Die Tür öffnet sich und Jared kommt mit einem Stück Brot und einem Becher voller Wasser herein. Ich sehe das silberne Messer an seinem Gürtel hängen, jetzt deutlich sichtbar. Er nähert sich und hockt sich vor mich. Ich kauer mich zusammen und wende mein Gesicht ab.

„Hier, nimm das.“ Er lässt das Brot auf meinen Schoß fallen und stellt den Becher auf den Boden neben mich. „Vergiss nicht, deinem freundlichen Ehemann zu danken.“

„Danke...“ sage ich schwach und hasse mich dafür. Aber ich will einfach nur weiteres Leiden vermeiden.

„Was ist los? Willst du nicht essen?“ Mit einer schnellen Bewegung packt er mein Kinn und zwingt mich, ihn anzusehen. „Du hast Glück, hier zu sein, weit weg von den Lykanern, die dich verachtet haben. Und du hast noch mehr Glück, einen guten Ehemann zu haben, wo du sonst keine Chance bei jemand anderem gehabt hättest.“

„Bitte, hör auf.“ Ich spüre, wie Tränen meine Sicht trüben. „Ich kann nicht mehr.“

„Oh, wie süß.“ Er lässt mich los und steht auf, bürstet seine Kleidung, um die Brotkrümel loszuwerden. „Das Hündchen weint. Aber keine Sorge, unsere Flitterwochen sind bald vorbei.“

„Ich will hier raus.“

„Oh, aber du wirst rauskommen.“ Der Sarkasmus in seinem Ton macht mir Angst. „Aber es gibt jemanden, der dich in deinem besten Zustand sehen muss, bevor das passiert.“

„Wovon redest du?“

Jared ignoriert mich zunächst, dreht mir dann den Rücken zu und geht zur Tür. Er kam nur, um das Abendessen zu bringen… Ein kleiner Teil von mir ist erleichtert.

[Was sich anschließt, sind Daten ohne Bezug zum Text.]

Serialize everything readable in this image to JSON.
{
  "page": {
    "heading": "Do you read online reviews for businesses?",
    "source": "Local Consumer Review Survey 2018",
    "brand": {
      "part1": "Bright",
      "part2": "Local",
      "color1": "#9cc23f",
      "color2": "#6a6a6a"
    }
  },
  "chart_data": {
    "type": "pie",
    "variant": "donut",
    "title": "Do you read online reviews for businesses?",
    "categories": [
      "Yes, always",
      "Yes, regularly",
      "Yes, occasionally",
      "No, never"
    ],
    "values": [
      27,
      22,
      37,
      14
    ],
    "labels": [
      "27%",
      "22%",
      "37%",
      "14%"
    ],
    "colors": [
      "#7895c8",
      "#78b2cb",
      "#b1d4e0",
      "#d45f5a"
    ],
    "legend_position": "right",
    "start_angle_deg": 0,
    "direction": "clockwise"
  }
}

„Es ist ein Geheimnis.“ sagt er, während er den Griff dreht. „Danach wirst du frei sein.“

Frei. Natürlich wird er mich nicht freilassen.

Ich muss hier raus.

Da die Tür noch offen ist und er den Raum verlässt, fühle ich eine Verzweiflung, die mich daran denken lässt, aufzustehen und zu rennen, aber meine Beine gehorchen nicht. Ich bin zu schwach, und die Tür schließt sich, bevor ich eine Hand bewegen kann. Klack, das Schloss rastet ein. Das Geräusch seiner Schritte zeigt, dass Jared weggegangen ist.

Ich bin wieder allein.

Ich muss hier raus.

Wenn es so weitergeht, wird Jared mich töten.

ICH MUSS HIER RAUS.

Ich schließe fest die Augen. Ich kann nicht mehr.

Ich kann nicht mehr. Ich kann nicht mehr.

ICH KANN NICHT MEHR.

Plötzlich wird alles rot — das Biest ist draußen.